Mahvgi was very bitter and resisted any efforts of help. A Story Runners member told her God loves and values all people, and she helped her find a job. 

"I think of her everyday of my life. She touched my heart so deeply. I just feel like I was put into a position to meet her," Gambill said. "It was the first time I had seen a local woman cry. All these woman are so stoic. And just accept that this is God's will. She just fell into my arms sobbing, and that did it for for me. I've been helping feed her family this past year."

Gambill saw Mahvgi again this trip. Now two of her children are in school.

The second memorable event occurred during this year's trip she took with four people from the states and a young couple based in northern Iraq. LIttle did she know something so small, plentiful and inexpensive in the United States could be so valuable elsewhere.

In Gambill's luggage was a sack of vegetable seeds she had purchased from Pamida along with seeds donated by a friend's garden club. Her first day in the country she met two men who were visiting agronomists trying to start a test plot vegetable garden to raise food to feed the poor, but they had been unable find any seeds. So she went to the vehicle, grabbed the seeds, and set them down in front of the two.

The reaction from one man was to break out in tears, she said.

"That alone made the trip worthwhile. And it was only the first day," she said. "The thing with the garden seeds. That was the most powerful thing."

Besides spreading the word of God to villagers, members of Story Runners, which is a mission of Campus Crusade for Christ, are also in the process of building a school, helping village women start micro businesses and supplying basic needs.

"They try to share Christian ethics, Christian beliefs and Bible stories, but they also bring in food and clothing and have tried to help women have sustainable incomes," Gambill said. "And they've begun these sewing centers.  I've taken donated money to buy sewing machines for these village women."

She said the village with the new school building in progress is a two-and-one-half hour drive from the capital.

"The walls are up, but the roof isn't finished because they ran out of funds. I've sent them $6,000 so far that I've raised speaking in churches and in any organizations that will have me," Gambill said.

Unemployment in this central Asian country is very high and 50 percent of the country's gross national product comes from wages sent from out of the country, she said. It's estimated that half the workforce is outside of the country due to lack of employment opportunities. The country's main exports are electricity and cotton. Common commodities like gasoline and flour are expensive because they have to be imported.

"They used to have a huge textile industry when Russia was in power. But when the Soviets left, they took all the technology and all the machinery and the equipment and took it home to Russia," Gambill said.

In the capital live one million people in a bustling, but not a thriving, city. Inside the city the people have a written language and an education system. Normal city life. 

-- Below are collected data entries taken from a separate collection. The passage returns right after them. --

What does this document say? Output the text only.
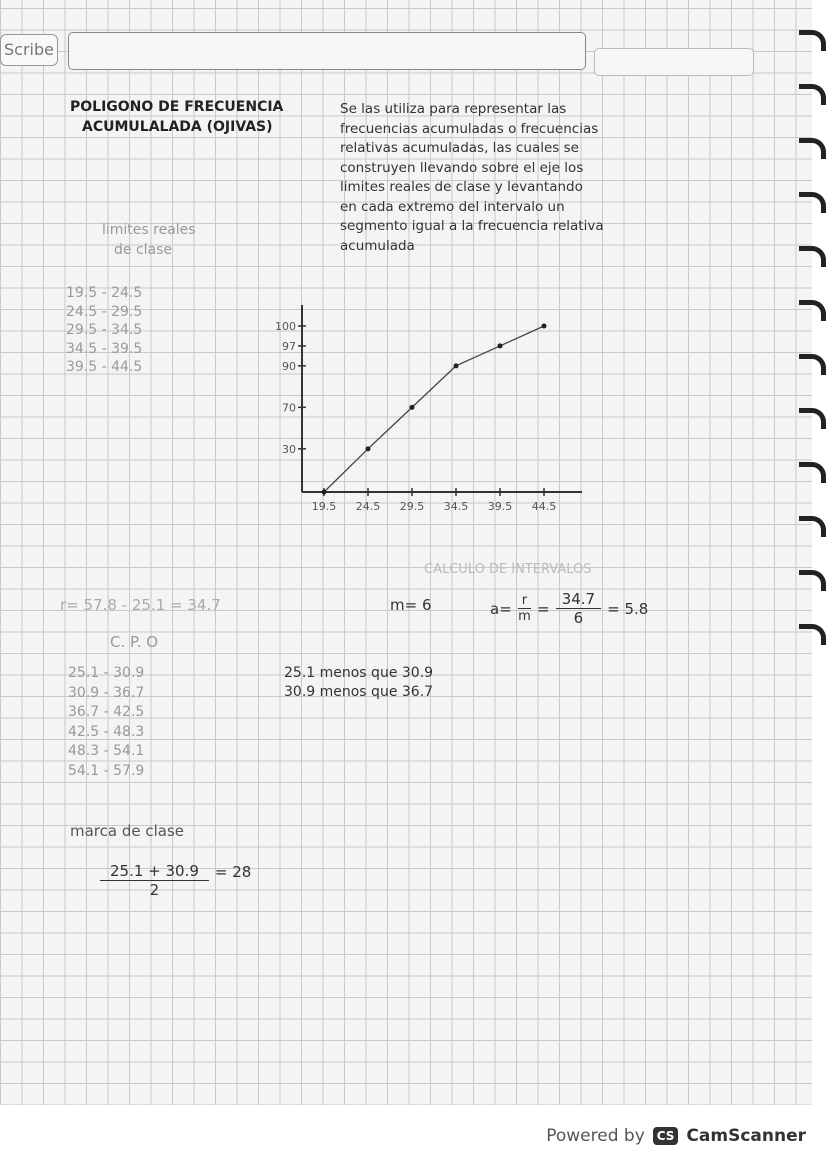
Scribe
POLIGONO DE FRECUENCIA
ACUMULALADA (OJIVAS)
Se las utiliza para representar las
frecuencias acumuladas o frecuencias
relativas acumuladas, las cuales se
construyen llevando sobre el eje los
limites reales de clase y levantando
en cada extremo del intervalo un
segmento igual a la frecuencia relativa
acumulada
limites reales
de clase
19.5 - 24.5
24.5 - 29.5
29.5 - 34.5
34.5 - 39.5
39.5 - 44.5
19.5 24.5 29.5 34.5 39.5 44.5
30
70
90
97
100
CALCULO DE INTERVALOS
r= 57.8 - 25.1 = 34.7	m= 6	$a= \frac{r}{m} = \frac{34.7}{6} = 5.8$
C. P. O
25.1 - 30.9
30.9 - 36.7
36.7 - 42.5
42.5 - 48.3
48.3 - 54.1
54.1 - 57.9
25.1 menos que 30.9
30.9 menos que 36.7
marca de clase
$\frac{25.1 + 30.9}{2} = 28$
Powered by	CS CamScanner
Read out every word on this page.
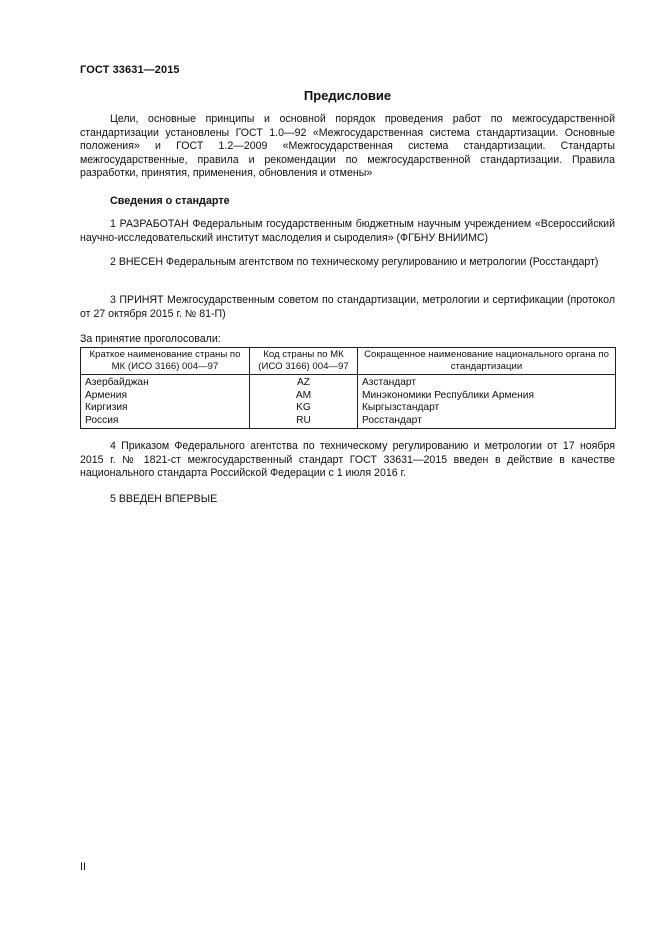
ГОСТ 33631—2015
Предисловие

Цели, основные принципы и основной порядок проведения работ по межгосударственной стандартизации установлены ГОСТ 1.0—92 «Межгосударственная система стандартизации. Основные положения» и ГОСТ 1.2—2009 «Межгосударственная система стандартизации. Стандарты межгосударственные, правила и рекомендации по межгосударственной стандартизации. Правила разработки, принятия, применения, обновления и отмены»

Сведения о стандарте

1 РАЗРАБОТАН Федеральным государственным бюджетным научным учреждением «Всероссийский научно-исследовательский институт маслоделия и сыроделия» (ФГБНУ ВНИИМС)

2 ВНЕСЕН Федеральным агентством по техническому регулированию и метрологии (Росстандарт)

3 ПРИНЯТ Межгосударственным советом по стандартизации, метрологии и сертификации (протокол от 27 октября 2015 г. № 81-П)

За принятие проголосовали:
Краткое наименование страны по МК (ИСО 3166) 004—97	Код страны по МК (ИСО 3166) 004—97	Сокращенное наименование национального органа по стандартизации
Азербайджан	AZ	Азстандарт
Армения	AM	Минэкономики Республики Армения
Киргизия	KG	Кыргызстандарт
Россия	RU	Росстандарт

4 Приказом Федерального агентства по техническому регулированию и метрологии от 17 ноября 2015 г. № 1821-ст межгосударственный стандарт ГОСТ 33631—2015 введен в действие в качестве национального стандарта Российской Федерации с 1 июля 2016 г.

5 ВВЕДЕН ВПЕРВЫЕ

II
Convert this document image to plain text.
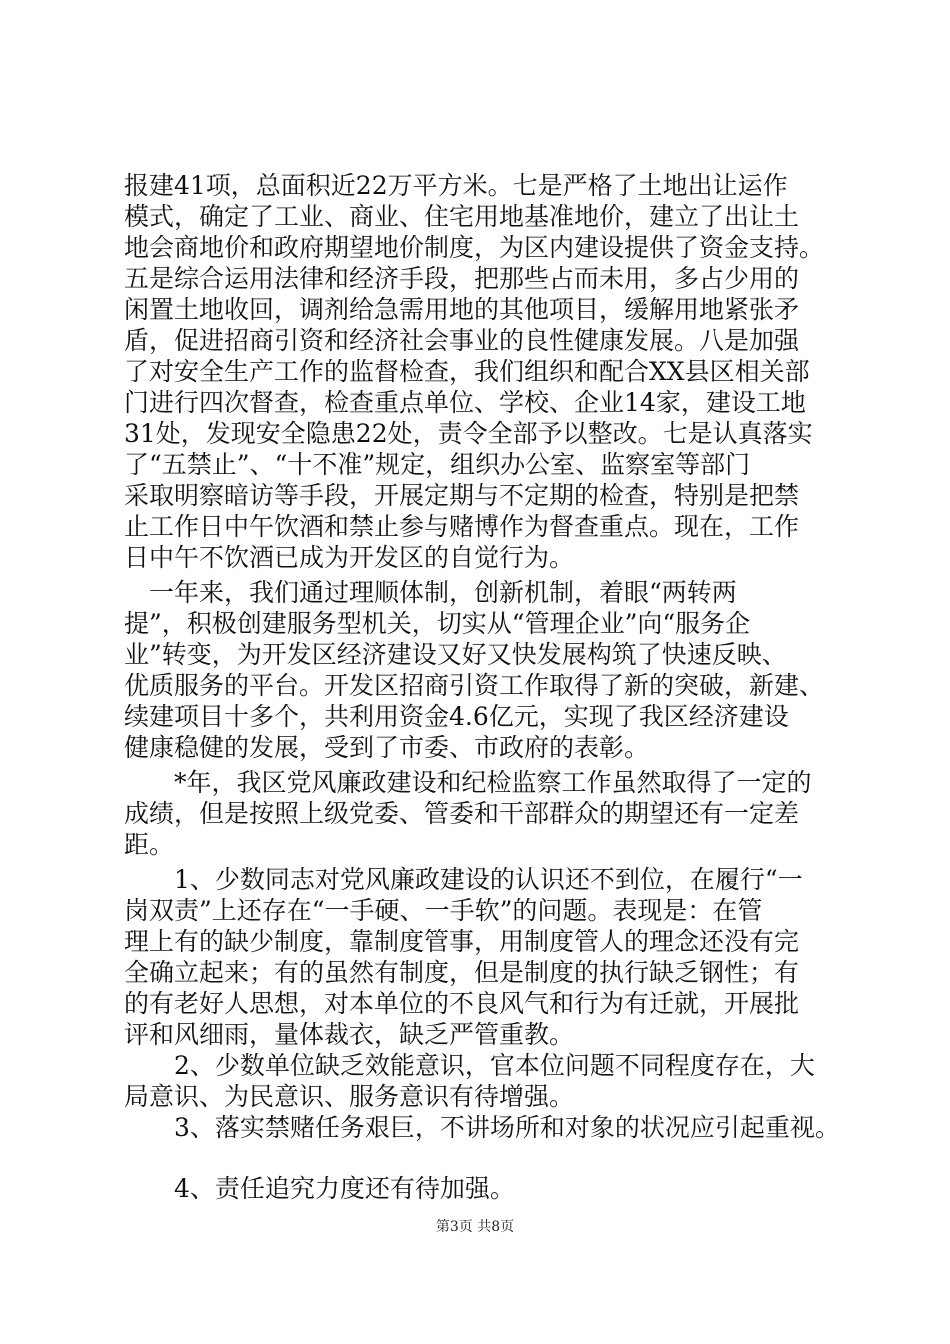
报建41项，总面积近22万平方米。七是严格了土地出让运作
模式，确定了工业、商业、住宅用地基准地价，建立了出让土
地会商地价和政府期望地价制度，为区内建设提供了资金支持。
五是综合运用法律和经济手段，把那些占而未用，多占少用的
闲置土地收回，调剂给急需用地的其他项目，缓解用地紧张矛
盾，促进招商引资和经济社会事业的良性健康发展。八是加强
了对安全生产工作的监督检查，我们组织和配合XX县区相关部
门进行四次督查，检查重点单位、学校、企业14家，建设工地
31处，发现安全隐患22处，责令全部予以整改。七是认真落实
了“五禁止”、“十不准”规定，组织办公室、监察室等部门
采取明察暗访等手段，开展定期与不定期的检查，特别是把禁
止工作日中午饮酒和禁止参与赌博作为督查重点。现在，工作
日中午不饮酒已成为开发区的自觉行为。
　一年来，我们通过理顺体制，创新机制，着眼“两转两
提”，积极创建服务型机关，切实从“管理企业”向“服务企
业”转变，为开发区经济建设又好又快发展构筑了快速反映、
优质服务的平台。开发区招商引资工作取得了新的突破，新建、
续建项目十多个，共利用资金4.6亿元，实现了我区经济建设
健康稳健的发展，受到了市委、市政府的表彰。
　　*年，我区党风廉政建设和纪检监察工作虽然取得了一定的
成绩，但是按照上级党委、管委和干部群众的期望还有一定差
距。
　　1、少数同志对党风廉政建设的认识还不到位，在履行“一
岗双责”上还存在“一手硬、一手软”的问题。表现是：在管
理上有的缺少制度，靠制度管事，用制度管人的理念还没有完
全确立起来；有的虽然有制度，但是制度的执行缺乏钢性；有
的有老好人思想，对本单位的不良风气和行为有迁就，开展批
评和风细雨，量体裁衣，缺乏严管重教。
　　2、少数单位缺乏效能意识，官本位问题不同程度存在，大
局意识、为民意识、服务意识有待增强。
　　3、落实禁赌任务艰巨，不讲场所和对象的状况应引起重视。
　　4、责任追究力度还有待加强。
第3页 共8页
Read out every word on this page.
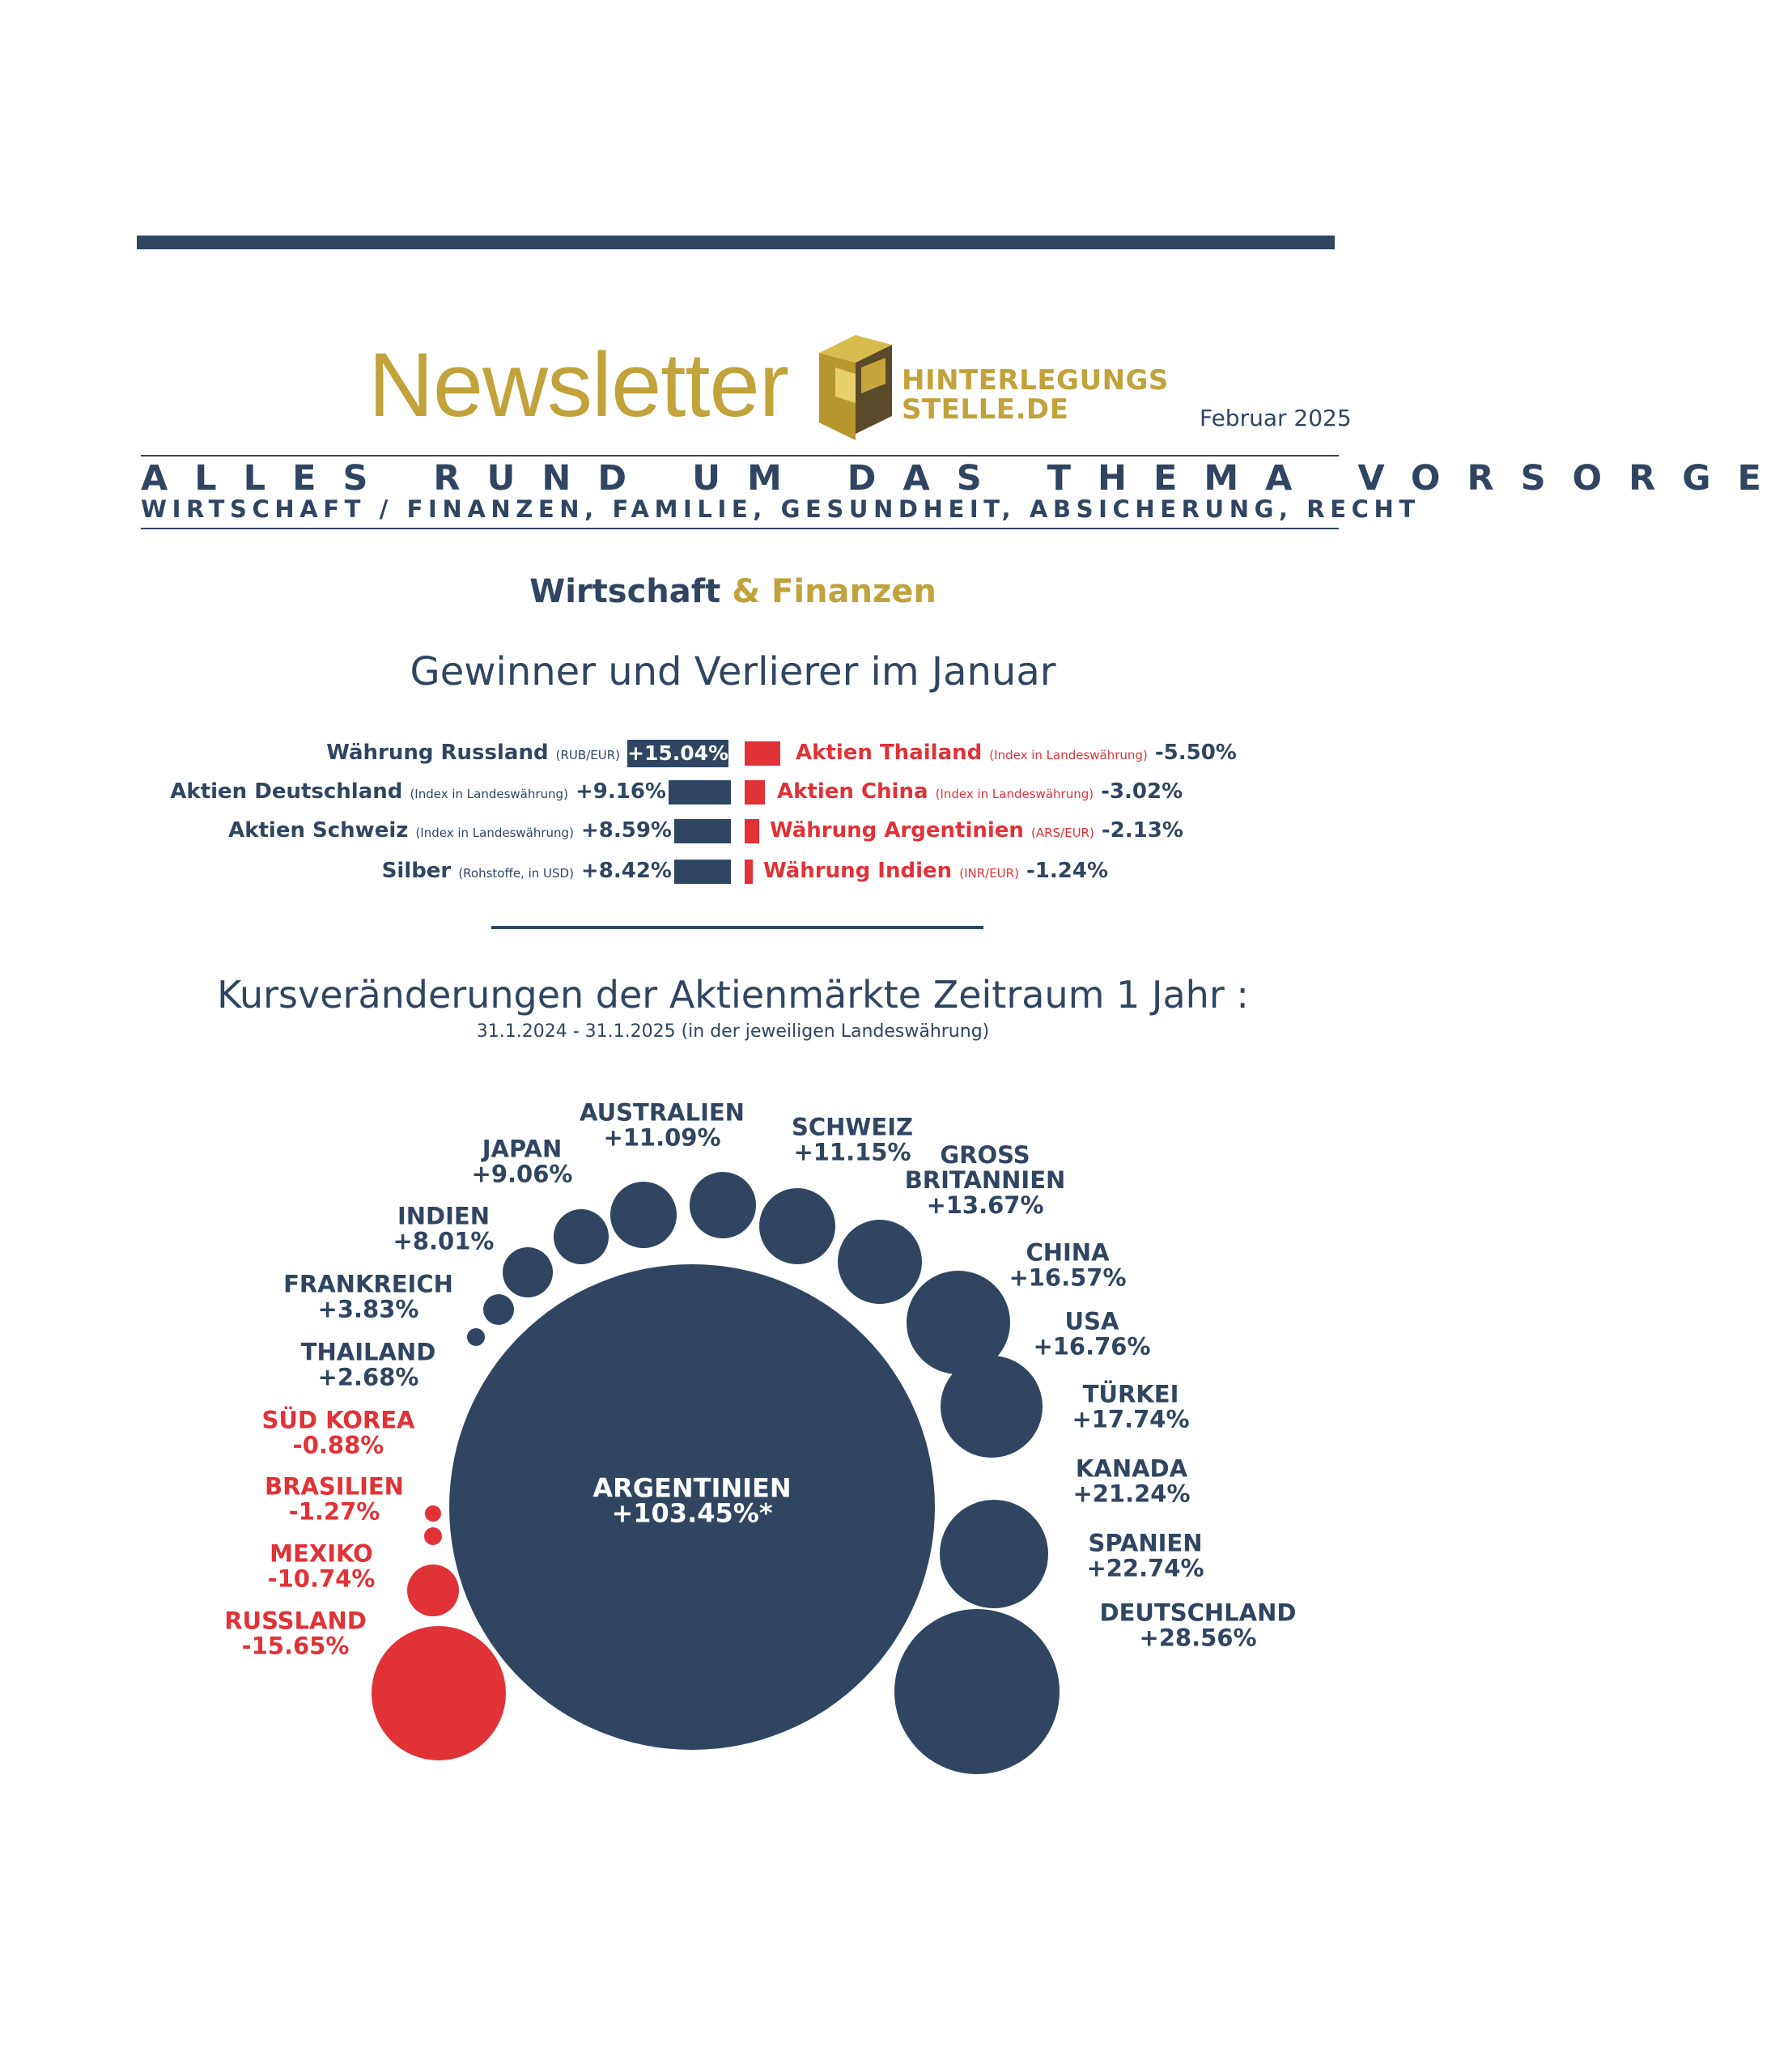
Newsletter	HINTERLEGUNGS
STELLE.DE	Februar 2025
ALLES RUND UM DAS THEMA VORSORGE
WIRTSCHAFT / FINANZEN, FAMILIE, GESUNDHEIT, ABSICHERUNG, RECHT
Wirtschaft & Finanzen
Gewinner und Verlierer im Januar
Währung Russland (RUB/EUR) +15.04%	Aktien Thailand (Index in Landeswährung) -5.50%
Aktien Deutschland (Index in Landeswährung) +9.16%	Aktien China (Index in Landeswährung) -3.02%
Aktien Schweiz (Index in Landeswährung) +8.59%	Währung Argentinien (ARS/EUR) -2.13%
Silber (Rohstoffe, in USD) +8.42%	Währung Indien (INR/EUR) -1.24%
Kursveränderungen der Aktienmärkte Zeitraum 1 Jahr :
31.1.2024 - 31.1.2025 (in der jeweiligen Landeswährung)
ARGENTINIEN
+103.45%*
DEUTSCHLAND
+28.56%
SPANIEN
+22.74%
KANADA
+21.24%
TÜRKEI
+17.74%
USA
+16.76%
CHINA
+16.57%
GROSS
BRITANNIEN
+13.67%
SCHWEIZ
+11.15%
AUSTRALIEN
+11.09%
JAPAN
+9.06%
INDIEN
+8.01%
FRANKREICH
+3.83%
THAILAND
+2.68%
SÜD KOREA
-0.88%
BRASILIEN
-1.27%
MEXIKO
-10.74%
RUSSLAND
-15.65%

"It's a country that has survived a lengthy civil war, and there's still concrete rubble and a damaged economic infrastructure," she said. "It's somewhat like Kabul looks now."

Leave the city and the terrain, living conditions and outlook change.

"But the life out in the villages is far different. It's like stepping back to the 15th Century where your kids help tend the goats out on the mountainside, and the women hand dig irrigation canals from the river or the creek to try to grow a garden. That's  what they live on." 

The terrain is mountainous, and the land is barren.  The people are a mixed ethnic group of Mongolians, Greek, Russians, Iranians and others.

The Islamic religion was a result of the Iranian and Persian influence.  During the Russian takeover, religion was banned and mosques were burned. She said Russian was the official language of the government. 

"So if you want to do business, you speak Russian," she said. 

Now back home in Iowa, Gambill said the experience has left her feeling somewhat guilty for having so much.  "It's tragic that people have to live in such abject poverty," she said. "People live in truly barren conditions, and they have to live off the land. There is no industry to provide jobs"

She called humanitarian aid a "moral imperative."